Where can you find white thirty-somethings lined up to bag your groceries? (Besides Tiburon.)
Trader Joe’s! Yes, you, with the MFA! Grab a Hawaiian shirt and join the grocery chain that sounds like it was named after a sex trafficker.
Here be treasure in delightfully-priced little packages. $7.99 for coffee – good coffee! $2.99 for real Camembert! They even have their own wine, their very own cheap wine!
But, you don’t NEED to shop at Trader Joe’s, asserts somebody at church. They have EXACTLY the same things at Aldi for EVEN LESS!
There’s an Aldi in my neighborhood. It’s certainly… German. The first time I went, my daughter was a toddler. It was late fall (drizzling!), and I had her in one hand and my reusable bags in the other. When I got to the carts, I realized they were chained together and I needed a quarter to “rent” one.
Another woman was returning her cart and saw me with my baby. As I rummaged in my purse, she said, “Do you need a quarter?” She took it out of her cart and held it out toward me. As I was thanking her, she changed her mind and pocketed it. “This is my lucky quarter,” she explained.
Cartless, and downtrodden, I went into the store. I wasn’t even looking at the prices because I was too distracted by the “Designer Impostor-ness” of the merchandise: “Lundt Chocolate Truffles” and “Pressed Oat Snack Bars” displayed in their own cardboard shipping cartons. Unlike a German store, the floor was a little gritty, and the employees were not making a living wage. I felt punished for my years of suburban consumerism.

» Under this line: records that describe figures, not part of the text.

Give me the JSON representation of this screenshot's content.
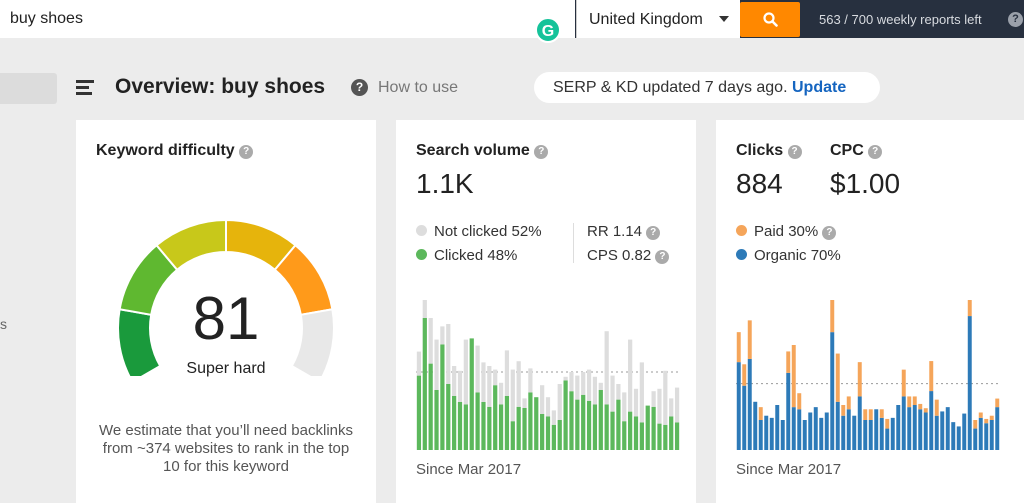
{
  "search": {
    "value": "buy shoes",
    "placeholder": ""
  },
  "grammarly_badge": "G",
  "country": {
    "selected": "United Kingdom"
  },
  "reports": {
    "text": "563 / 700 weekly reports left"
  },
  "sidebar": {
    "partial_text": "s"
  },
  "header": {
    "title": "Overview: buy shoes",
    "how_to_use": "How to use",
    "update_status": "SERP & KD updated 7 days ago.",
    "update_link": "Update"
  },
  "keyword_difficulty": {
    "title": "Keyword difficulty",
    "score": 81,
    "score_text": "81",
    "level": "Super hard",
    "description": "We estimate that you’ll need backlinks from ~374 websites to rank in the top 10 for this keyword",
    "colors": [
      "#1a9a3c",
      "#5fb830",
      "#c8c81a",
      "#e6b40c",
      "#ff9a1a",
      "#e8e8e8"
    ]
  },
  "search_volume": {
    "title": "Search volume",
    "value": "1.1K",
    "not_clicked": "Not clicked 52%",
    "clicked": "Clicked 48%",
    "rr": "RR 1.14",
    "cps": "CPS 0.82",
    "since": "Since Mar 2017",
    "colors": {
      "not_clicked": "#dddddd",
      "clicked": "#5cb85c"
    }
  },
  "clicks": {
    "clicks_title": "Clicks",
    "clicks_value": "884",
    "cpc_title": "CPC",
    "cpc_value": "$1.00",
    "paid": "Paid 30%",
    "organic": "Organic 70%",
    "since": "Since Mar 2017",
    "colors": {
      "paid": "#f5a55a",
      "organic": "#2d7ab8"
    }
  },
  "chart_data": [
    {
      "type": "bar",
      "name": "search-volume-history",
      "series": [
        {
          "name": "Clicked",
          "values": [
            62,
            110,
            72,
            50,
            88,
            55,
            45,
            40,
            38,
            93,
            48,
            40,
            36,
            54,
            38,
            45,
            24,
            36,
            35,
            48,
            44,
            30,
            28,
            21,
            25,
            58,
            49,
            42,
            46,
            41,
            38,
            50,
            38,
            32,
            42,
            24,
            32,
            28,
            23,
            37,
            36,
            22,
            21,
            28,
            23
          ]
        },
        {
          "name": "Not clicked",
          "values": [
            20,
            28,
            38,
            42,
            15,
            50,
            25,
            26,
            54,
            0,
            39,
            33,
            34,
            13,
            18,
            38,
            43,
            38,
            8,
            20,
            0,
            24,
            16,
            12,
            30,
            3,
            16,
            20,
            19,
            26,
            23,
            6,
            61,
            30,
            13,
            24,
            60,
            23,
            50,
            0,
            13,
            29,
            45,
            15,
            29
          ]
        }
      ]
    },
    {
      "type": "bar",
      "name": "clicks-history",
      "series": [
        {
          "name": "Organic",
          "values": [
            82,
            60,
            85,
            45,
            28,
            32,
            30,
            42,
            28,
            72,
            40,
            38,
            28,
            35,
            40,
            30,
            35,
            110,
            45,
            32,
            38,
            32,
            50,
            28,
            28,
            38,
            30,
            20,
            30,
            42,
            50,
            40,
            42,
            38,
            35,
            55,
            32,
            36,
            40,
            26,
            22,
            34,
            125,
            20,
            30,
            25,
            28,
            40
          ]
        },
        {
          "name": "Paid",
          "values": [
            28,
            20,
            36,
            0,
            12,
            0,
            0,
            0,
            0,
            20,
            58,
            15,
            0,
            0,
            0,
            0,
            0,
            30,
            45,
            10,
            12,
            0,
            32,
            10,
            10,
            0,
            8,
            9,
            0,
            0,
            25,
            10,
            8,
            5,
            4,
            28,
            15,
            0,
            0,
            0,
            0,
            0,
            25,
            8,
            5,
            4,
            4,
            8
          ]
        }
      ]
    }
  ]
}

I wanted to walk right out, but even that wasn’t possible. I had to exit through a check stand, only wide enough to fit eins Wagen! That meant waiting in a checkout line with a little kid. She was savvy enough to grab hold of a plastic satchel of faux Legos, so I bought it (for 2.99), but we donated it after a few weeks because instead of interlocking, they just “interfit,” making unbelievably unstable structures.
Yesterday, I was in Aldi again – “The short name saves you $$!” – shopping for cheese. Someone I know* insisted they had the same cheese at Aldi that they had at Trader Joe’s! Sure, they had cheese… But would I want it…? Nope.
*You know who you are.
This time, with my second kid in tow we escaped with just 2 packs of breath mints. I beat a path back to Trader Joe’s, where I found my cheese, just as nature intended: fair-trade and wrapped in smugness. Trader Joe’s! How I’ve missed you! Let me tell you how bad your brother has been…
Aldi’s website has justifications for every complaint an American shopper can think of like, “Why are your hours so crappy?” (Being open more convenient hours would drive up prices!) and “Why don’t you have any bananas when you had bananas last week?” (Don’t get too comfortable – my italics – with your shopping list. Grab it now because it could be gone tomorrow.)
Don’t worry, they have an off-brand comedian to explain it to you. (I’m sorry, he’s not a comedian, he’s a “funny man.” – Another way Aldi lowers prices!)
They’re the same in much the way the Wiggles and Judas Priest are both musical acts. Trader Joe’s is an indulgence. Aldi is where you go when you’re fresh out of options and have just one lucky quarter.